Пока я держал врага под прицелом, он не старался даже пошевельнуться, но продержался так недолго. Неожиданно… улыбнулся мне и сказал:
– Russisch, nicht schiessen![3]
Хотя мои познания в немецком минимальны (много ли выучишь, гоняя по виртуальным картам в компьютерных играх?), я все-таки понял его и ответил:
– Komm hier![4]
Немец тоже понял, но не спешил выбираться из танка.
«Чего он ждёт, сволочь такая? Как пить дать задумал что-то», – подумал я и повторил более настойчиво и жёстко:
– Komm hier! Schnell![5]
Моё предположение, к сожалению, сбылось, притом довольно быстро. Из-за танка (откуда он там взялся, я так и не понял) высунулся другой танкист, с автоматом. Он вскинул его и хотел направить на меня, но в предстоящей дуэли я не дал ему ни единого шанса, поскольку мне-то наводить было – лишь ствол винтовки в сторону чуть сдвинуть. Так и сделал, а потом нажал на спусковой крючок. Первый танкист, воспользовавшись моментом, нырнул внутрь и захлопнул люк, второй молча повалился на землю, выронив автомат.
Я передёрнул затвор, чертыхнулся и стал думать, сколько их внутри стальной коробки могло остаться. Четверо или пятеро? Кажется, всё-таки вторая цифра. Значит, если офицера я застрелил, и этого, с автоматом, остались трое. Мне от этой арифметики вдруг стало тошно. Одному против троих? Немыслимо! Дважды повезло, а дуракам, как говорится, всегда везёт. Но ведь удача-то, она же не дура, одну из ту же задницу постоянно из пропасти вытаскивать? Значит, мне кирдык сейчас придёт.

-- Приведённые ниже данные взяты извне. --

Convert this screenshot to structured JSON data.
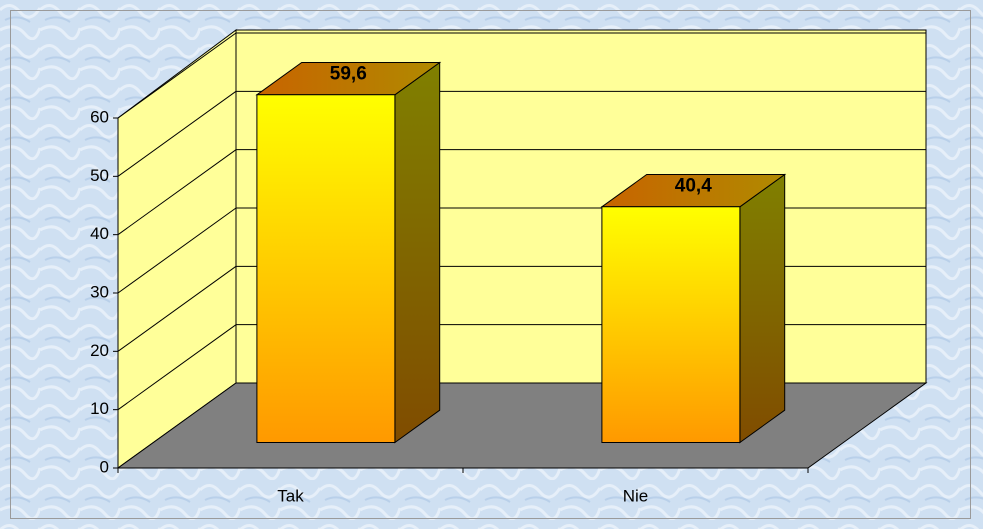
{
  "chart_data": {
    "type": "bar3d",
    "categories": [
      "Tak",
      "Nie"
    ],
    "values": [
      59.6,
      40.4
    ],
    "value_labels": [
      "59,6",
      "40,4"
    ],
    "ylim": [
      0,
      60
    ],
    "yticks": [
      0,
      10,
      20,
      30,
      40,
      50,
      60
    ],
    "grid": true
  }
}
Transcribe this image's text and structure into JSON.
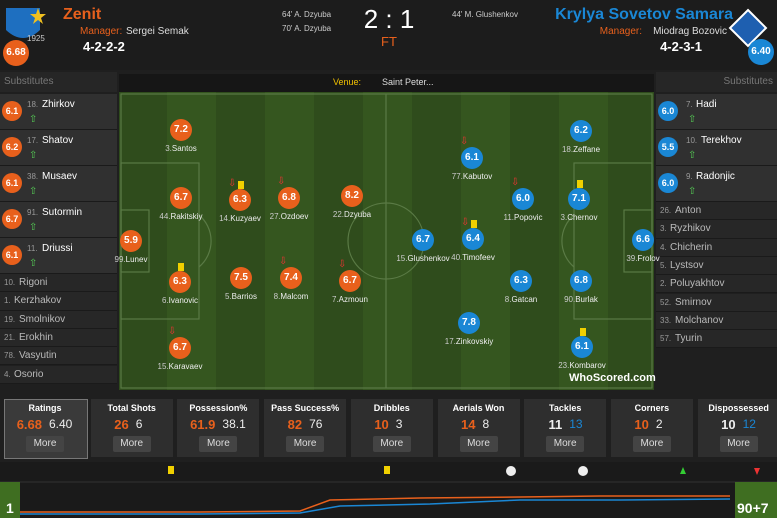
{
  "header": {
    "home": {
      "name": "Zenit",
      "rating": "6.68",
      "manager_label": "Manager:",
      "manager": "Sergei Semak",
      "formation": "4-2-2-2",
      "logo_year": "1925"
    },
    "away": {
      "name": "Krylya Sovetov Samara",
      "rating": "6.40",
      "manager_label": "Manager:",
      "manager": "Miodrag Bozovic",
      "formation": "4-2-3-1"
    },
    "home_goals": [
      "64' A. Dzyuba",
      "70' A. Dzyuba"
    ],
    "away_goals": [
      "44' M. Glushenkov"
    ],
    "score": "2 : 1",
    "status": "FT"
  },
  "venue": {
    "label": "Venue:",
    "name": "Saint Peter..."
  },
  "home_subs": {
    "label": "Substitutes",
    "players": [
      {
        "number": "18.",
        "name": "Zhirkov",
        "rating": "6.1"
      },
      {
        "number": "17.",
        "name": "Shatov",
        "rating": "6.2"
      },
      {
        "number": "38.",
        "name": "Musaev",
        "rating": "6.1"
      },
      {
        "number": "91.",
        "name": "Sutormin",
        "rating": "6.7"
      },
      {
        "number": "11.",
        "name": "Driussi",
        "rating": "6.1"
      },
      {
        "number": "10.",
        "name": "Rigoni"
      },
      {
        "number": "1.",
        "name": "Kerzhakov"
      },
      {
        "number": "19.",
        "name": "Smolnikov"
      },
      {
        "number": "21.",
        "name": "Erokhin"
      },
      {
        "number": "78.",
        "name": "Vasyutin"
      },
      {
        "number": "4.",
        "name": "Osorio"
      }
    ]
  },
  "away_subs": {
    "label": "Substitutes",
    "players": [
      {
        "number": "7.",
        "name": "Hadi",
        "rating": "6.0"
      },
      {
        "number": "10.",
        "name": "Terekhov",
        "rating": "5.5"
      },
      {
        "number": "9.",
        "name": "Radonjic",
        "rating": "6.0"
      },
      {
        "number": "26.",
        "name": "Anton"
      },
      {
        "number": "3.",
        "name": "Ryzhikov"
      },
      {
        "number": "4.",
        "name": "Chicherin"
      },
      {
        "number": "5.",
        "name": "Lystsov"
      },
      {
        "number": "2.",
        "name": "Poluyakhtov"
      },
      {
        "number": "52.",
        "name": "Smirnov"
      },
      {
        "number": "33.",
        "name": "Molchanov"
      },
      {
        "number": "57.",
        "name": "Tyurin"
      }
    ]
  },
  "home_players": [
    {
      "number": "99.",
      "name": "Lunev",
      "rating": "5.9"
    },
    {
      "number": "3.",
      "name": "Santos",
      "rating": "7.2"
    },
    {
      "number": "44.",
      "name": "Rakitskiy",
      "rating": "6.7"
    },
    {
      "number": "6.",
      "name": "Ivanovic",
      "rating": "6.3"
    },
    {
      "number": "15.",
      "name": "Karavaev",
      "rating": "6.7"
    },
    {
      "number": "14.",
      "name": "Kuzyaev",
      "rating": "6.3"
    },
    {
      "number": "5.",
      "name": "Barrios",
      "rating": "7.5"
    },
    {
      "number": "27.",
      "name": "Ozdoev",
      "rating": "6.8"
    },
    {
      "number": "8.",
      "name": "Malcom",
      "rating": "7.4"
    },
    {
      "number": "22.",
      "name": "Dzyuba",
      "rating": "8.2"
    },
    {
      "number": "7.",
      "name": "Azmoun",
      "rating": "6.7"
    }
  ],
  "away_players": [
    {
      "number": "39.",
      "name": "Frolov",
      "rating": "6.6"
    },
    {
      "number": "18.",
      "name": "Zeffane",
      "rating": "6.2"
    },
    {
      "number": "3.",
      "name": "Chernov",
      "rating": "7.1"
    },
    {
      "number": "90.",
      "name": "Burlak",
      "rating": "6.8"
    },
    {
      "number": "23.",
      "name": "Kombarov",
      "rating": "6.1"
    },
    {
      "number": "77.",
      "name": "Kabutov",
      "rating": "6.1"
    },
    {
      "number": "11.",
      "name": "Popovic",
      "rating": "6.0"
    },
    {
      "number": "40.",
      "name": "Timofeev",
      "rating": "6.4"
    },
    {
      "number": "8.",
      "name": "Gatcan",
      "rating": "6.3"
    },
    {
      "number": "17.",
      "name": "Zinkovskiy",
      "rating": "7.8"
    },
    {
      "number": "15.",
      "name": "Glushenkov",
      "rating": "6.7"
    }
  ],
  "stats": [
    {
      "label": "Ratings",
      "home": "6.68",
      "away": "6.40",
      "leader": "home",
      "more": "More"
    },
    {
      "label": "Total Shots",
      "home": "26",
      "away": "6",
      "leader": "home",
      "more": "More"
    },
    {
      "label": "Possession%",
      "home": "61.9",
      "away": "38.1",
      "leader": "home",
      "more": "More"
    },
    {
      "label": "Pass Success%",
      "home": "82",
      "away": "76",
      "leader": "home",
      "more": "More"
    },
    {
      "label": "Dribbles",
      "home": "10",
      "away": "3",
      "leader": "home",
      "more": "More"
    },
    {
      "label": "Aerials Won",
      "home": "14",
      "away": "8",
      "leader": "home",
      "more": "More"
    },
    {
      "label": "Tackles",
      "home": "11",
      "away": "13",
      "leader": "away",
      "more": "More"
    },
    {
      "label": "Corners",
      "home": "10",
      "away": "2",
      "leader": "home",
      "more": "More"
    },
    {
      "label": "Dispossessed",
      "home": "10",
      "away": "12",
      "leader": "away",
      "more": "More"
    }
  ],
  "timeline": {
    "start": "1",
    "end": "90+7"
  },
  "brand": "WhoScored.com"
}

Вот не надо было позволять себе пускаться в рассуждения. Иначе заметил бы, как люк снова приоткрылся, и из него в мою сторону полетел какой-то продолговатый предмет. Когда он брякнулся с глухим стуком на землю рядом, только тогда я понял – граната. И тут снова пригодились мои навыки в шутерах от первого лица. Резко напрягшись всем телом, я сделал несколько переворотов, устремляясь в сторону, пока наконец справа не бахнуло, обдав пороховой вонью и земляной пылью. Удар был такой, словно по голове шмякнули боксерской грушей, и я отключился.
***
Открываю глаза. Надо мной – брезент чуть колышется. Слышатся голоса. Пытаюсь повернуть голову, чтобы осмотреться. Куда меня теперь занесло? Медсанбат, куда я раненых возил? Оказалось, нет. Лагерь поисковиков, вещи вокруг лежат вполне современные. Попытался встать, но всё поплыло, и улёгся обратно со стоном. Кажется, именно его снаружи и услышали. Вошли люди, приблизились ко мне.
Я сразу узнал командира. Герман Сергеевич смотрел на меня хмуро. Рядом стояли Ольга, Сергей и Дима, Тимур и другие.